Jour mardi, le 10 mai 2005
Salle TAL Gestion globale d'actifs inc.
Président Karl F. Doerner

Présentations

15h30 The Probabilistic Traveling Salesman Problem with Deadlines
  Ann M. Campbell, University of Iowa, Management Sciences, Henry B. Tippie College of Business, Iowa City, IA, USA

Many delivery companies employ an a priori route which specifies an ordering of all possible customers that a driver may visit. Despite their common usage, the consideration of time constraints in a priori route construction is absent in the literature. We introduce the probabilistic traveling salesman problem with deadlines (PTSPD) and discuss the challenges of defining what it means to violate a deadline in a stochastic environment.

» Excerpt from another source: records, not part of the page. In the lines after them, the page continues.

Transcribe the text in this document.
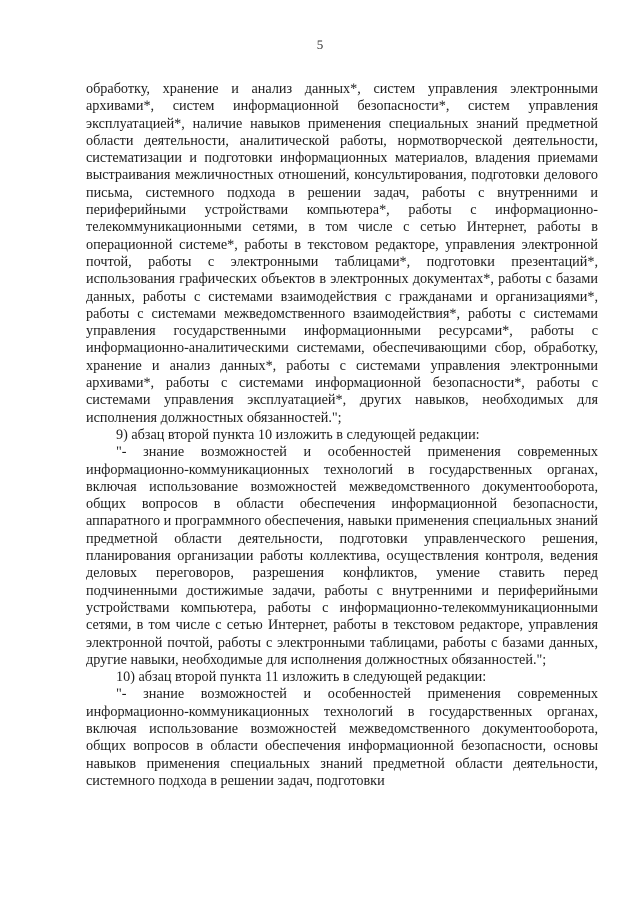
5

обработку, хранение и анализ данных*, систем управления электронными архивами*, систем информационной безопасности*, систем управления эксплуатацией*, наличие навыков применения специальных знаний предметной области деятельности, аналитической работы, нормотворческой деятельности, систематизации и подготовки информационных материалов, владения приемами выстраивания межличностных отношений, консультирования, подготовки делового письма, системного подхода в решении задач, работы с внутренними и периферийными устройствами компьютера*, работы с информационно-телекоммуникационными сетями, в том числе с сетью Интернет, работы в операционной системе*, работы в текстовом редакторе, управления электронной почтой, работы с электронными таблицами*, подготовки презентаций*, использования графических объектов в электронных документах*, работы с базами данных, работы с системами взаимодействия с гражданами и организациями*, работы с системами межведомственного взаимодействия*, работы с системами управления государственными информационными ресурсами*, работы с информационно-аналитическими системами, обеспечивающими сбор, обработку, хранение и анализ данных*, работы с системами управления электронными архивами*, работы с системами информационной безопасности*, работы с системами управления эксплуатацией*, других навыков, необходимых для исполнения должностных обязанностей.";

9) абзац второй пункта 10 изложить в следующей редакции:

"- знание возможностей и особенностей применения современных информационно-коммуникационных технологий в государственных органах, включая использование возможностей межведомственного документооборота, общих вопросов в области обеспечения информационной безопасности, аппаратного и программного обеспечения, навыки применения специальных знаний предметной области деятельности, подготовки управленческого решения, планирования организации работы коллектива, осуществления контроля, ведения деловых переговоров, разрешения конфликтов, умение ставить перед подчиненными достижимые задачи, работы с внутренними и периферийными устройствами компьютера, работы с информационно-телекоммуникационными сетями, в том числе с сетью Интернет, работы в текстовом редакторе, управления электронной почтой, работы с электронными таблицами, работы с базами данных, другие навыки, необходимые для исполнения должностных обязанностей.";

10) абзац второй пункта 11 изложить в следующей редакции:

"- знание возможностей и особенностей применения современных информационно-коммуникационных технологий в государственных органах, включая использование возможностей межведомственного документооборота, общих вопросов в области обеспечения информационной безопасности, основы навыков применения специальных знаний предметной области деятельности, системного подхода в решении задач, подготовки
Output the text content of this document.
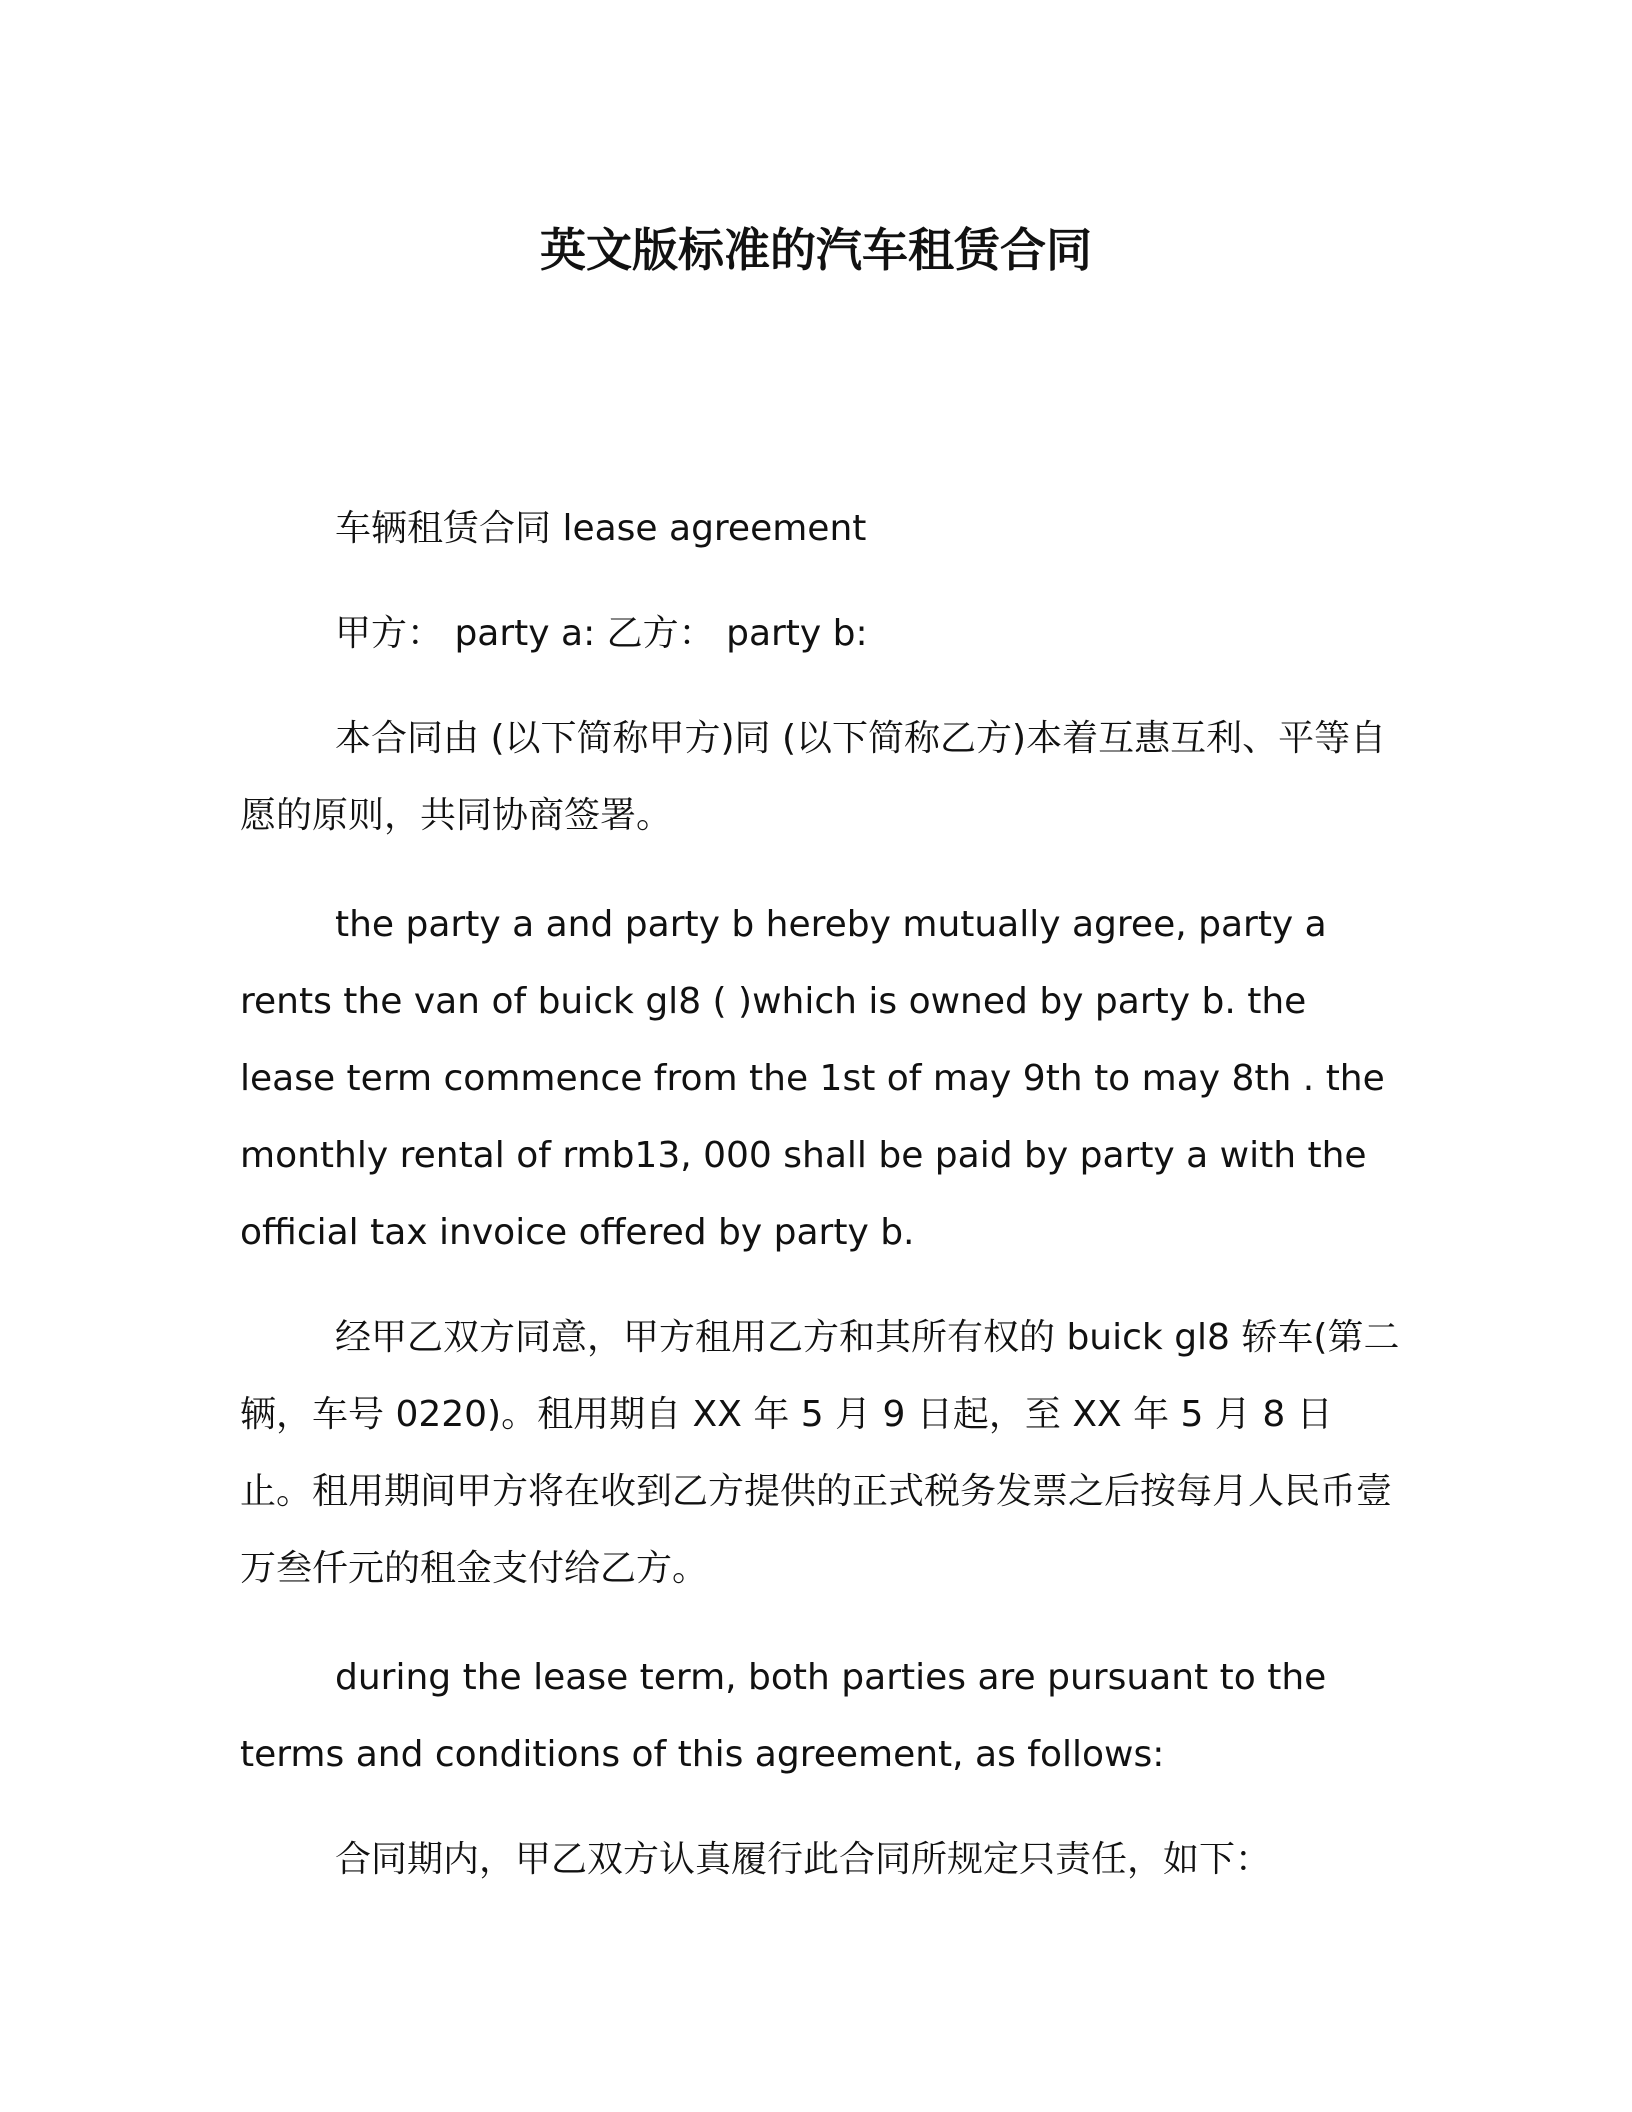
英文版标准的汽车租赁合同

车辆租赁合同 lease agreement

甲方： party a: 乙方： party b:

本合同由 (以下简称甲方)同 (以下简称乙方)本着互惠互利、平等自愿的原则，共同协商签署。

the party a and party b hereby mutually agree, party a rents the van of buick gl8 ( )which is owned by party b. the lease term commence from the 1st of may 9th to may 8th . the monthly rental of rmb13, 000 shall be paid by party a with the official tax invoice offered by party b.

经甲乙双方同意，甲方租用乙方和其所有权的 buick gl8 轿车(第二辆，车号 0220)。租用期自 XX 年 5 月 9 日起，至 XX 年 5 月 8 日止。租用期间甲方将在收到乙方提供的正式税务发票之后按每月人民币壹万叁仟元的租金支付给乙方。

during the lease term, both parties are pursuant to the terms and conditions of this agreement, as follows:

合同期内，甲乙双方认真履行此合同所规定只责任，如下：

15h55 The Stochastic Dynamic Traveling Salesman Problem with Time Windows with Application to Just-In-Time Pickup/Delivery
  Tsung-Sheng Chang, National Dong Hwa University, Institute of Global Operations Strategy and Logistics Management, 1, Sec.2, Da-Hsueh Rd., Shou-Feng, Hualien, Taiwan, 974
Yat-Wah Wan, National Dong Hwa University, Institute of Global Operations Strategy and Logistics Management, 1, Sec.2, Da-Hsueh Rd., Shou-Feng, Hualien, Taiwan, 974

The Just-in-time (JIT) service capability has become a norm for freight carriers. In this paper, the JIT pickup/delivery problems are first formulated as stochastic dynamic traveling salesman problems with time windows (SDTSPTW). Efficient heuristics, as supported by numerical results, have been developed for these NP hard problems.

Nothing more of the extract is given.